Pablo Hernandez, 80, of Tijuana, was sentenced by United States District Judge Otis D. Wright II after pleading guilty in November to conspiring to violate the Racketeer Influenced and Corrupt Organizations (RICO) Act.
Hernandez was one of 16 defendants named in a federal grand jury indictment unsealed in 2015 that alleged a series of money laundering schemes, some of which involved the Westminster-based Saigon National Bank (now known as California International Bank). Hernandez and a second defendant, Emilio Herrera, had a series of conversations and meetings with a purported money launderer – who actually was a confidential source – which included discussions about regular cash deposits in the U.S. that would then be wired to Mexico, court documents state. During negotiations with the confidential source, Hernandez and Herrera also asked the confidential source about moving money to other countries, but they discounted a proposal to send wire transfers to Panama because associates had lost $100 million in drug money that was confiscated there.
After an account at Saigon National Bank that was used to launder funds was closed, Hernandez, Herrera and then-bank president Tu Chau “Bill” Lu discussed “the possibility of buying Saigon National Bank for the purpose of laundering money,” according to court documents.
In his plea agreement, Hernandez admitted having discussions with the confidential source “about laundering cash for the Sinaloa cartel for a fee,” prosecutors wrote in a sentencing memorandum. “[Hernandez’s] involvement in drug trafficking and associated money laundering activity is confirmed by a separate investigation by the California Department of Justice in 2014 in which defendant was identified as a drug broker and money launderer for a drug trafficking organization considered to be an extension of the Sinaloa Cartel.”
As a result of this investigation – Operation “Phantom Bank” – a total of 25 defendants were named in six indictments. So far, prosecutors have secured the conviction of 15 defendants.

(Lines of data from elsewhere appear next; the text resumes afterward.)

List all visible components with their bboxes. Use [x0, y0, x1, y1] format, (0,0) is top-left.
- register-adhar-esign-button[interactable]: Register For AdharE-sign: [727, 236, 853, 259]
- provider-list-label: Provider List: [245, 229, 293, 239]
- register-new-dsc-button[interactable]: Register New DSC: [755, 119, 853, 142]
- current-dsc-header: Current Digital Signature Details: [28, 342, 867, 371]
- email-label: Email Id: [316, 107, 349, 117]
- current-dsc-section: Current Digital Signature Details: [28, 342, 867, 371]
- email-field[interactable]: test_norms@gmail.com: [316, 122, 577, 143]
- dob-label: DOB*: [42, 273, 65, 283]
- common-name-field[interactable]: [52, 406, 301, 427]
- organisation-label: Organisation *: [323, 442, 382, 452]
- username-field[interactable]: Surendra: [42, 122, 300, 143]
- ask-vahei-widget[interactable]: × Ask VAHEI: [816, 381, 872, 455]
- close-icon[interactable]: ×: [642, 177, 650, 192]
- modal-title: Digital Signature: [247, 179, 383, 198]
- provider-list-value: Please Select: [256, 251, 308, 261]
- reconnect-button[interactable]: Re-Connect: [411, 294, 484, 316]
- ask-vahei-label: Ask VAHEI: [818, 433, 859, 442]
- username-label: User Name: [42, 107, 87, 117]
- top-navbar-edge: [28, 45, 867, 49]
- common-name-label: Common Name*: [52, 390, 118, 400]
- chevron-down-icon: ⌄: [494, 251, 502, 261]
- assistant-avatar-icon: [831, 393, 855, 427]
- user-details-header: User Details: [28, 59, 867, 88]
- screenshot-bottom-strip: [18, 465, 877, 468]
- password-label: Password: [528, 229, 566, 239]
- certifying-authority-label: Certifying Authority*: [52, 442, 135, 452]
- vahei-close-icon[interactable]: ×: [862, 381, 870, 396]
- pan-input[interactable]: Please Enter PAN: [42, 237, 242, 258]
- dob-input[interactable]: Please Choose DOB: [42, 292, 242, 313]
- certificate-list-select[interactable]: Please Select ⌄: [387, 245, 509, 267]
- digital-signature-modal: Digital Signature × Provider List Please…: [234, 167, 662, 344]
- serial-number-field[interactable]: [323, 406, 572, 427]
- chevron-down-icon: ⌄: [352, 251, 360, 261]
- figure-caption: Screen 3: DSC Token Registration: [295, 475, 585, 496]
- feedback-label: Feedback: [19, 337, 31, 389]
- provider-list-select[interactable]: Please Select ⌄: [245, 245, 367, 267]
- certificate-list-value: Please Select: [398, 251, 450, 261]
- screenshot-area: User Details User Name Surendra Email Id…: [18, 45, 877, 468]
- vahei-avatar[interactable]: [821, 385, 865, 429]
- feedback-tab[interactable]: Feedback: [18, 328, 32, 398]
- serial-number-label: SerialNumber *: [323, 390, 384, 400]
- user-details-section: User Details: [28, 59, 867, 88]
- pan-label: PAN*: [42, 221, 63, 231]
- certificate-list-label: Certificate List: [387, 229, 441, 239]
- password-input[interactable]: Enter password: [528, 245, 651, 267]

Herrera died after being indicted in this case. The charges against Lu are still pending.
The Phantom Bank investigation was conducted by the FBI, the Office of the Special Inspector General for the Troubled Asset Relief Program (SIGTARP), and IRS Criminal Investigation.
These cases are being prosecuted by Assistant United States Attorneys Kim Meyer and Joseph D. Axelrad of the Violent and Organized Crime Section.